I hate to say this but if you join a start up, you need to be able to live within your salary. Not salary plus planned bonus. Not salary plus 50% more coming out of savings, justified by the value of future stock options. Live within your salary.
Too many executives leave corporate America and $300k jobs to join startups. The rationale is like this: “I want to do something entrepreneurial and get out of the corporate rat race. I love the team, the product, and the market. It is something I always wanted to do and the time is now.” (That is all awesome) “I can live with a salary of $150k for a year and with my bonuses targeted at 30%, that takes me to $195k. The company is growing and we should raise a Series C next year, so twelve months out I should be up to at least $200k and with the bonus that is $260k and by then my stock options will be close to 50% vested. So what if I need to pull $50k out of savings in year one to cover after-tax gap in cash flow, it will be worth it.”
Great logic – except for a couple things. Startups don’t give 30% raises even after a Series C – they use this money to hire more people. Bonuses get paid when a company is on plan, but startup CEOs are aggressive, plans are hard to hit, and bonuses at 80% of plan (in the companies where I am on the compensation committee) often equal zero – especially for the leadership team. So now, twenty four months in, you are making $160k and didn’t quite hit the bonus threshold; you are having the time of your life; you are learning a ton; you are working with great people but have never worked harder; and you just hit your IRA for the second time, with penalties, to cover the second year of $75k after-tax shortfall. You love your job but your wife or husband doesn’t.

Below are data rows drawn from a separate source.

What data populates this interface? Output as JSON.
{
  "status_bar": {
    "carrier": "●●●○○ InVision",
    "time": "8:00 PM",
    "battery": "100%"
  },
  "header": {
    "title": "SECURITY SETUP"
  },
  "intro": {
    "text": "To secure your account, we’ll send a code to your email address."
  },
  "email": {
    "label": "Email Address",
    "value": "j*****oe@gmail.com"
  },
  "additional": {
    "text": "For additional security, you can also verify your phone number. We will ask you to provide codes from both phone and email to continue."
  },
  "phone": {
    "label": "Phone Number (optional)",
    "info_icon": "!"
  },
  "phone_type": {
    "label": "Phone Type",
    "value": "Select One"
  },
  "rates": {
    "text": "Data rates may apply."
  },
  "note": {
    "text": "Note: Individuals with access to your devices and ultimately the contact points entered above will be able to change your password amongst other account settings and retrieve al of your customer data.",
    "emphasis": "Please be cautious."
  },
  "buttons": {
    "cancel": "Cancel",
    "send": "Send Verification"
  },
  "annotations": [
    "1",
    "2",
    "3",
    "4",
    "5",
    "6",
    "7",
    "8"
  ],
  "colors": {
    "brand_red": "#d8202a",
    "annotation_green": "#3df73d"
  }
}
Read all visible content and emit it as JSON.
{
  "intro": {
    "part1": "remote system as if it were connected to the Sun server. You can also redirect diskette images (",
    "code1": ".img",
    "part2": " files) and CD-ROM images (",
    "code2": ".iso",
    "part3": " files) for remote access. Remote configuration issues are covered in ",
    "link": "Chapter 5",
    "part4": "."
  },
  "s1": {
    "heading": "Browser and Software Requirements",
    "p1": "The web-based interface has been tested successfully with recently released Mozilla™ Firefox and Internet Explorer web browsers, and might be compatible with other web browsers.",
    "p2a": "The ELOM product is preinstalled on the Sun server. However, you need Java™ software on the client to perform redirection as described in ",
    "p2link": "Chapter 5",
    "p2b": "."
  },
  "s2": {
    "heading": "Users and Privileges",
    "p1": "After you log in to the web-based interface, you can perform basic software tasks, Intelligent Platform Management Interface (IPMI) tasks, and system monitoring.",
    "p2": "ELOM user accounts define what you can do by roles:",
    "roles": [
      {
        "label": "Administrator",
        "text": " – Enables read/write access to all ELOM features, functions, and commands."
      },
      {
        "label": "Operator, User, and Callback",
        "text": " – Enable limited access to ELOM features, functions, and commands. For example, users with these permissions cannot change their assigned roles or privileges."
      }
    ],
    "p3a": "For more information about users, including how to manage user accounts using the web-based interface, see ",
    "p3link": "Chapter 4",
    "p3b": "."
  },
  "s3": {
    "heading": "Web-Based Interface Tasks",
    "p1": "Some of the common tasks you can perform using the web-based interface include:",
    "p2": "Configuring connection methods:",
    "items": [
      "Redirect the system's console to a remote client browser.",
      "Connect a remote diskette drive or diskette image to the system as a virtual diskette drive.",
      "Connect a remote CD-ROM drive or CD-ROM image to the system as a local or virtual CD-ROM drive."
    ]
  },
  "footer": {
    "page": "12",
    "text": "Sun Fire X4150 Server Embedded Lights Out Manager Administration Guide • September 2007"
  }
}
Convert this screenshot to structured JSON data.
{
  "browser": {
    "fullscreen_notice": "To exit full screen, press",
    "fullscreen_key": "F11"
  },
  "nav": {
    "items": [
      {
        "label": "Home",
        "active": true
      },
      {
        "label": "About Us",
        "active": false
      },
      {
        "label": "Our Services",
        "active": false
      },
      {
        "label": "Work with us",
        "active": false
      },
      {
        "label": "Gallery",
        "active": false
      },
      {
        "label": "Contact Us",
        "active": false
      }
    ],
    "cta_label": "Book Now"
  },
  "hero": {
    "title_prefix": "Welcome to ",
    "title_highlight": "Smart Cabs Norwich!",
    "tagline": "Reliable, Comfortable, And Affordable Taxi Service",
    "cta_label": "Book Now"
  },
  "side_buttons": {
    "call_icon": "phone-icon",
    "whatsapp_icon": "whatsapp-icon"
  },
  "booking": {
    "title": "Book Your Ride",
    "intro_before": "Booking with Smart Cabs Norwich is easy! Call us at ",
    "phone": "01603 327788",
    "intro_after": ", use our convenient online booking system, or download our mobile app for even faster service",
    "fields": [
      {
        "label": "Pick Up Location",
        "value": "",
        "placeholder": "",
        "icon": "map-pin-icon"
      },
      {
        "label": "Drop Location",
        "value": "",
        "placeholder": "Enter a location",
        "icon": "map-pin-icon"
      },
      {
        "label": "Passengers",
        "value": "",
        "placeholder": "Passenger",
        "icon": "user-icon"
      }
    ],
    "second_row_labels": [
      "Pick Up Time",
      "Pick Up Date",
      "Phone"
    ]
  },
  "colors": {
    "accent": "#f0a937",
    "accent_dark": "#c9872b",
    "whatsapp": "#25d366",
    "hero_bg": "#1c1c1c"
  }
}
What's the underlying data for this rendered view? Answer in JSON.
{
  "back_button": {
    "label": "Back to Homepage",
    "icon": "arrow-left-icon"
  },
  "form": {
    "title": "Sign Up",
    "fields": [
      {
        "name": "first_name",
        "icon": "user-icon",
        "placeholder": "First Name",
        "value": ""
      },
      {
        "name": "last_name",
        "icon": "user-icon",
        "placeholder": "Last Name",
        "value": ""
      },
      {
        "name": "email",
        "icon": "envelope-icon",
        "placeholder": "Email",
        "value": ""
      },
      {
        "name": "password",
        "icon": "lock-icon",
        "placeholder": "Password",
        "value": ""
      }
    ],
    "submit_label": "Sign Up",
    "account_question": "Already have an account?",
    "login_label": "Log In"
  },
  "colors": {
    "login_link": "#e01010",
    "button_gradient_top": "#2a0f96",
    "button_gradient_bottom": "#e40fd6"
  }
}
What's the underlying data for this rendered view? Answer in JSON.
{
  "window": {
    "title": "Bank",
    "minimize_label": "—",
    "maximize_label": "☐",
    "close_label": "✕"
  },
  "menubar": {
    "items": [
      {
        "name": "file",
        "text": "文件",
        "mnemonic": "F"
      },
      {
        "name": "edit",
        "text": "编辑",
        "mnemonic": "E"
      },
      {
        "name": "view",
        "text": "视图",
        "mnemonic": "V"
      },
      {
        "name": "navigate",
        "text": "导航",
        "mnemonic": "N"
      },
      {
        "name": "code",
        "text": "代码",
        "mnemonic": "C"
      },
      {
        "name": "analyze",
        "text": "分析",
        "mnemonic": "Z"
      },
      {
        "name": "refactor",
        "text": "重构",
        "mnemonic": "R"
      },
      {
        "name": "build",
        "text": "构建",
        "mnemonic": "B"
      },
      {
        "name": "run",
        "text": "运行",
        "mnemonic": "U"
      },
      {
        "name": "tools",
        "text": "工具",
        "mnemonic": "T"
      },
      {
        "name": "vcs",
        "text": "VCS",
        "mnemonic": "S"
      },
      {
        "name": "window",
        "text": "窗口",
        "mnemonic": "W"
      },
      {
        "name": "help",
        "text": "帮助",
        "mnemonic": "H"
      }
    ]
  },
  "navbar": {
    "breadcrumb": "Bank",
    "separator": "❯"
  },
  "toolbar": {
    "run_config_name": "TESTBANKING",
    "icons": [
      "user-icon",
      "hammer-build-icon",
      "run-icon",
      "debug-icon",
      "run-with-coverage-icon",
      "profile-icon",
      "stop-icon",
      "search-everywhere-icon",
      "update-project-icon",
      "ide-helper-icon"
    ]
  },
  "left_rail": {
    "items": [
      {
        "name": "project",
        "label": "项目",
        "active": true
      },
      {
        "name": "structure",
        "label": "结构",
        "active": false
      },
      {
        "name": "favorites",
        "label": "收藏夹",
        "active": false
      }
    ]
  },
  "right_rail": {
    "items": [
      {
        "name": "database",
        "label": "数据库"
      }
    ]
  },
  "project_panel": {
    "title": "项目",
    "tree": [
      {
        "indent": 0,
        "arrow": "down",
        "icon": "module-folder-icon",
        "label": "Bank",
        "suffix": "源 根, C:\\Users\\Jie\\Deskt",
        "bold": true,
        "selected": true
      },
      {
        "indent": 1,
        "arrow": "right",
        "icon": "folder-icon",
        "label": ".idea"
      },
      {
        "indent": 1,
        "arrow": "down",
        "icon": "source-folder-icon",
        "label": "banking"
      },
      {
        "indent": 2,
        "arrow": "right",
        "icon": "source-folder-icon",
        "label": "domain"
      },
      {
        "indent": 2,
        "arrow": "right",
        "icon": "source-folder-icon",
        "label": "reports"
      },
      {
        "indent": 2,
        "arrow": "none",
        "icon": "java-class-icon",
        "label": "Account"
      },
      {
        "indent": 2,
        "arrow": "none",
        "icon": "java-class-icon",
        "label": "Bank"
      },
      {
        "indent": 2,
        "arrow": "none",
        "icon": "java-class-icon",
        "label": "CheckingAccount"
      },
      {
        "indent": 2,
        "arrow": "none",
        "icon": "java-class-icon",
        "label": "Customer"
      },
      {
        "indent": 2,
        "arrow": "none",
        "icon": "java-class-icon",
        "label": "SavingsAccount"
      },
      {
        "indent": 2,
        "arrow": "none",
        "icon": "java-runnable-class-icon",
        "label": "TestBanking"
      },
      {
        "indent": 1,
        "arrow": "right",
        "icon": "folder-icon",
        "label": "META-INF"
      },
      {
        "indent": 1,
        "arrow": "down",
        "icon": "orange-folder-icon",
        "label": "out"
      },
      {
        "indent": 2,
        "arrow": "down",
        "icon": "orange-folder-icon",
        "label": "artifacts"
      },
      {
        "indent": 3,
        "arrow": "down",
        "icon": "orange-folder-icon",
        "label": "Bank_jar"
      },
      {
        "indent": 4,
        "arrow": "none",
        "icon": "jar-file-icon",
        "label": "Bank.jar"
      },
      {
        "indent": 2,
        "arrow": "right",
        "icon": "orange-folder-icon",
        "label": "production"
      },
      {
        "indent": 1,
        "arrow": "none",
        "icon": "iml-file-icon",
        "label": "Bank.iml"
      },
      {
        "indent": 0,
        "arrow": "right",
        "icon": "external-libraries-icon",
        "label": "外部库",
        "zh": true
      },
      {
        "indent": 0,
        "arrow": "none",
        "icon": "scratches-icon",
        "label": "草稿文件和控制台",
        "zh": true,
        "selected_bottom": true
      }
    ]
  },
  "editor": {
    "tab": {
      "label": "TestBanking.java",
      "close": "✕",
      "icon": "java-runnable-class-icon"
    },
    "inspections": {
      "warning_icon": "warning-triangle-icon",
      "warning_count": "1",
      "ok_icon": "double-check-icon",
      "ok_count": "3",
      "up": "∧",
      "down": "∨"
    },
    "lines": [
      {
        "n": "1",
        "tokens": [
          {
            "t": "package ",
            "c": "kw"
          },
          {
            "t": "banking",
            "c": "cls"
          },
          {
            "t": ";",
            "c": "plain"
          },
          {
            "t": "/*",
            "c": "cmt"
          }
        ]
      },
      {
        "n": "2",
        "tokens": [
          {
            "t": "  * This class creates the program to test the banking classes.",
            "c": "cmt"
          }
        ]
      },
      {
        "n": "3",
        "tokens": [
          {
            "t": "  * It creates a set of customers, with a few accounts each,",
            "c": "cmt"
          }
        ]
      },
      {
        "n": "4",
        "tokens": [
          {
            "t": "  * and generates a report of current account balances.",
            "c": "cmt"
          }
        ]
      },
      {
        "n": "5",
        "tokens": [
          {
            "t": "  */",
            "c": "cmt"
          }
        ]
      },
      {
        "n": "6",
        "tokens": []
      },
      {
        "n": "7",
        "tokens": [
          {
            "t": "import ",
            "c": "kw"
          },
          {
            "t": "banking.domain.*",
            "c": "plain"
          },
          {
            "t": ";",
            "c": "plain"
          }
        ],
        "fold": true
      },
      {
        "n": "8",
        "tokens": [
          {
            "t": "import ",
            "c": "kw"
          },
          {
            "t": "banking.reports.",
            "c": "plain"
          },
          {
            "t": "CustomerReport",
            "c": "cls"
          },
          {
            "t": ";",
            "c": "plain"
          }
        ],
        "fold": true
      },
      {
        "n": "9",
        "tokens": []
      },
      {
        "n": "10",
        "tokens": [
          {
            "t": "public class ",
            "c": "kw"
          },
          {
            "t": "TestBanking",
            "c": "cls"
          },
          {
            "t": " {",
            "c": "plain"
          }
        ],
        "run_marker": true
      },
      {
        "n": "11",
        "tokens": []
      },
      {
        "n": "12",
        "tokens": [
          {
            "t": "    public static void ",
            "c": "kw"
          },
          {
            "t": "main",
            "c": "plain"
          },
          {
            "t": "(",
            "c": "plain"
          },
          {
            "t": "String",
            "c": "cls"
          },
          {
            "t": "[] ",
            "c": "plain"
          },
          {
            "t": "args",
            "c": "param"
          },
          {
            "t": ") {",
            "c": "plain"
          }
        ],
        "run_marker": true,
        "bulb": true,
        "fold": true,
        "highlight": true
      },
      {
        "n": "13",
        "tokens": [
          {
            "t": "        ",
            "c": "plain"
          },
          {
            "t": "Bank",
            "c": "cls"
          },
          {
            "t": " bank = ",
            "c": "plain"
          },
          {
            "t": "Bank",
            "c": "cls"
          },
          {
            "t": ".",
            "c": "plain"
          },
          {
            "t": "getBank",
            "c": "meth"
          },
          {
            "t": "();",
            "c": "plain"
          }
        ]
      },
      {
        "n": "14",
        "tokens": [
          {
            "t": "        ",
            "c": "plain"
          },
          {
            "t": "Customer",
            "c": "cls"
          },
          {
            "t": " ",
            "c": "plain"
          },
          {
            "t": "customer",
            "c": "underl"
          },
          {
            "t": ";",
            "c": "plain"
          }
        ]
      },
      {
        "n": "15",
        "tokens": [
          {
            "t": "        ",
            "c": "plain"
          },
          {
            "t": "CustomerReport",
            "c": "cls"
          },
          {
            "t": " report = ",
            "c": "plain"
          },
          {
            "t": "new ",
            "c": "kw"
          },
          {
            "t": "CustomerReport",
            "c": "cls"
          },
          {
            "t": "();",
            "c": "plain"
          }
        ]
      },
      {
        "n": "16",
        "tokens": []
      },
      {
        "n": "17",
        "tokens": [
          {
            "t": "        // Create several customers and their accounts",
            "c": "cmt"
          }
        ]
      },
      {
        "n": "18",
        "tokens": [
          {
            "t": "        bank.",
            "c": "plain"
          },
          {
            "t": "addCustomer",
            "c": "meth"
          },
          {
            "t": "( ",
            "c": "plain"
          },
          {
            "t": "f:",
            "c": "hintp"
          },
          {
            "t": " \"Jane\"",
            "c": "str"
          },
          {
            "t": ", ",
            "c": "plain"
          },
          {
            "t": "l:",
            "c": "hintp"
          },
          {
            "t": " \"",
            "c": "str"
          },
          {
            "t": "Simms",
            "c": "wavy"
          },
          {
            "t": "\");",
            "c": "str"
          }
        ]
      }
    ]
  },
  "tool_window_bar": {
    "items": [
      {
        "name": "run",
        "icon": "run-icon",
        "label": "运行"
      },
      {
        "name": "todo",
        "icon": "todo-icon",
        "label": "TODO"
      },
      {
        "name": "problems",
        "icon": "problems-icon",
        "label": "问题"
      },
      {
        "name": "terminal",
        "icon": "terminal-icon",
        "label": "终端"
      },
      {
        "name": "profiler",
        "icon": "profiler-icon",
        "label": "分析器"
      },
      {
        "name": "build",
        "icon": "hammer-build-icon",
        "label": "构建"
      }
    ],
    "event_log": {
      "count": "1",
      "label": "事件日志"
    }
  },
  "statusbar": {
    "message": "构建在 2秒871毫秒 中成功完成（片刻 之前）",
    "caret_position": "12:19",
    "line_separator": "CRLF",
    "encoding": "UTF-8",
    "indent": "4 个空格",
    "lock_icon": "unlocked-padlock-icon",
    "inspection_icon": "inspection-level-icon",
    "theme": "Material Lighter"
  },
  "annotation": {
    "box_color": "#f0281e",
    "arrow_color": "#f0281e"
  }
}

What do you do? Most often you try to stick it out for another six months but the pressure gets too much and you start looking back toward the security and paycheck of the kind of job you left two years ago. It is just too hard to dial back a lifestyle and it is impossible to operate in negative cash flow for too long. Maybe your experience in the startup positions you for a new gig and even more money. I hope so.
CEOs need to understand this challenge when they hire experienced people for their executive team or for key management positions. Explain that bonuses are a stretch. Explain that wealth creation is in options not raises or bonuses. Explain that cash is king for the business and the focus of all employees should be on sharing in value created. Explain that this is likely a five year or longer journey and not a get rich quick scheme unless you really get lucky. Try to understand the cost structure of the person being hired. Ask the question and be honest. “Can you live on this salary? Because if you can’t, don’t take this job.” It is the CEOs responsibility to fully explain what should be expected in compensation. Don’t paint a picture you can’t deliver on because having this great hire join with the wrong expectations is not only bad for her but also bad for the company.
At the end of the day though, it is up to the executive or manager to answer responsibly. “Can I live on this salary for the next several years assuming little to no change in salary and little to no bonus?” If yes then congratulations. This looks like a great job and you are off on a great adventure and the possibility of real value creation down the road. If no, then do yourself a favor and stay where you are and enjoy the benefits of a great health plan and a 401k match. You will be doing everyone a favor – including yourself, your family, and the company you are thinking of joining.